The use of HTML5 applications and cloud rendering has important benefits for content owners that want to onboard their apps to a Senza-based service offered by a service provider. Once they have developed an app for one service provider, it can also be used by any other provider taking Senza, subject to business agreements. Apps can also be updated instantly in the field.
Most of all, the use of HTML5 is viewed as a way to keep application development and lifecycle management costs very low.
Developer programme to encourage apps
Synamedia has a developer programme to support software engineers writing applications for Senza, including those looking at how wider broadband services like home automation can be integrated into a holistic user experience that includes video. One example is the way a doorbell camera could pop up as an alert while watching TV.
The first Senza developer hackathon will be hosted in California next month. “We’ll be challenging developers to create new user experiences that benefit this device ecosystem,” Wasikowski revealed recently.
Synamedia has been working with various streaming providers, including free ad-support TV (FAST) and transactional VOD services, to get their apps onboarded so these can become part of the apps selection that a service provider can offer. The company is confident that a major US studio FAST will be onboarded this year and Wasikowski says the ambition is to onboard the tier-one streaming services everyone expects to see.
The company also believes Senza opens the TV door to special-interest content owners. At Tribal Ready, the primary focus is on hyper-local and community-based TV spanning news, education and culture. This will be mixed with local channels.

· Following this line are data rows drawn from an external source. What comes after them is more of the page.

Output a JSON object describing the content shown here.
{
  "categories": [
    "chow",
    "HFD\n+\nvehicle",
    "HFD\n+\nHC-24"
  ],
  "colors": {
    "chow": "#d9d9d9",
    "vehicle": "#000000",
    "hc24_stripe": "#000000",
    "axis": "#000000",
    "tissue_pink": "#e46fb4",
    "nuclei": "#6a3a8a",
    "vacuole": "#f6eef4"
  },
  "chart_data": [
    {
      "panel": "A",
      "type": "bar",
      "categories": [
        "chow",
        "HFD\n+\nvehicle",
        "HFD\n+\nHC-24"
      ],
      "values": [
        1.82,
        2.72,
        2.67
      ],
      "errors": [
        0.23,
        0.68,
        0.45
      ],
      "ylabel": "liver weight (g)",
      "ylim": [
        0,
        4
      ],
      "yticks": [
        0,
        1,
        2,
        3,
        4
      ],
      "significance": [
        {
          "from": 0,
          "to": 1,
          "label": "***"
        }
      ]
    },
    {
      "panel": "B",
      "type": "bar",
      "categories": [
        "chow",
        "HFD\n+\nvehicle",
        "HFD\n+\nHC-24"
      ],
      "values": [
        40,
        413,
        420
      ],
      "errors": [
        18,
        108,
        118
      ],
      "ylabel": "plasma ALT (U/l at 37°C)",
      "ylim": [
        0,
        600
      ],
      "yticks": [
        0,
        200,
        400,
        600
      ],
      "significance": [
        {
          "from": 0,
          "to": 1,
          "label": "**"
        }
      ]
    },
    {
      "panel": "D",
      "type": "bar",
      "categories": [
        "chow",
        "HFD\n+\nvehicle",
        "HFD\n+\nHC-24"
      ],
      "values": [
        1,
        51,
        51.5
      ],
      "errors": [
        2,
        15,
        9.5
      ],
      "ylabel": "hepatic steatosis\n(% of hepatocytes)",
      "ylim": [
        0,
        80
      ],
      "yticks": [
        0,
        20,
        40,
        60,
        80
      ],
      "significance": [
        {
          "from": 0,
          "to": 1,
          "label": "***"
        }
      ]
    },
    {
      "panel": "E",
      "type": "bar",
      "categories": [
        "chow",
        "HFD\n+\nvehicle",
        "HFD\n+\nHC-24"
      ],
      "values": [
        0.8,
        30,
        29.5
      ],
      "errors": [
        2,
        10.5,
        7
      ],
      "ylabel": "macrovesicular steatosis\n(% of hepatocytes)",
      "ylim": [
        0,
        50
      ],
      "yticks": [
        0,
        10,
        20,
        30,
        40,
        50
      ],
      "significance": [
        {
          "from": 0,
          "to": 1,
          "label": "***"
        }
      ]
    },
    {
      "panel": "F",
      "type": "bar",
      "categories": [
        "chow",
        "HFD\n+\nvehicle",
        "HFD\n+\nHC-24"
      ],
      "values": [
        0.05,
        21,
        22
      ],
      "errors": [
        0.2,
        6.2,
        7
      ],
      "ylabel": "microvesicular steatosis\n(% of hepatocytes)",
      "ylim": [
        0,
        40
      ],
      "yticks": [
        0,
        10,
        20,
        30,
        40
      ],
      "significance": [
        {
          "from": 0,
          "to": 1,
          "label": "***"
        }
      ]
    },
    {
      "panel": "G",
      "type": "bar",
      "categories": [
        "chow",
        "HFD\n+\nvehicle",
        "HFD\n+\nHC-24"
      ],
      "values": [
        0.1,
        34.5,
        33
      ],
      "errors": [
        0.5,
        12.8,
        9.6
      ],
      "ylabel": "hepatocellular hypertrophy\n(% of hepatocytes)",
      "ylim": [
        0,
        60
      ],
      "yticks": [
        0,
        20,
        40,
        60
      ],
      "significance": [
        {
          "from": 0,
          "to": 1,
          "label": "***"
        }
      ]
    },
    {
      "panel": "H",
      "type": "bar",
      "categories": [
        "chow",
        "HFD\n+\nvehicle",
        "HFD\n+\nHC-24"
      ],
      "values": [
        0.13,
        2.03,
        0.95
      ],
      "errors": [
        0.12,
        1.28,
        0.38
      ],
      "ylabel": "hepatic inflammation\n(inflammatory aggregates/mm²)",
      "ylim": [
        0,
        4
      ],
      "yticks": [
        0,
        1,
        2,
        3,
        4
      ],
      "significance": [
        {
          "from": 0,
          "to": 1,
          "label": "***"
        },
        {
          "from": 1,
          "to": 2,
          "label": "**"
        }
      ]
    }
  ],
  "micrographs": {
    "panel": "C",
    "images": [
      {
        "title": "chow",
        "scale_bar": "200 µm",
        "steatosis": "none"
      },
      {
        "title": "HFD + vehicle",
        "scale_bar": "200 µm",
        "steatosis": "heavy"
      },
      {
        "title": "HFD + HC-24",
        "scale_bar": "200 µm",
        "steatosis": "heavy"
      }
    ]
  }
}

Tribal Ready is backed by the ability to run local ads.
Discussing the Tribal Ready deployment, Segre points to the way native American language channels can now offer their own app. “The use of HTML5 dramatically lowers the cost of supporting apps for special-interest content,” he declares.
Thexton adds: “Tribal Ready is delivering next-generation video services to its communities at a fraction of the cost of traditional TV. We are eliminating technology and financial barriers to TV services with Senza.”
It is clear that Synamedia sees an opportunity to broaden the connected TV market with Senza, thanks to new-to-TV service providers. There is early evidence it is right.
By the end of this year, the industry should have a better idea of how far this solution can bring mass-appeal streaming apps to this new class of owned-and-operated receive device.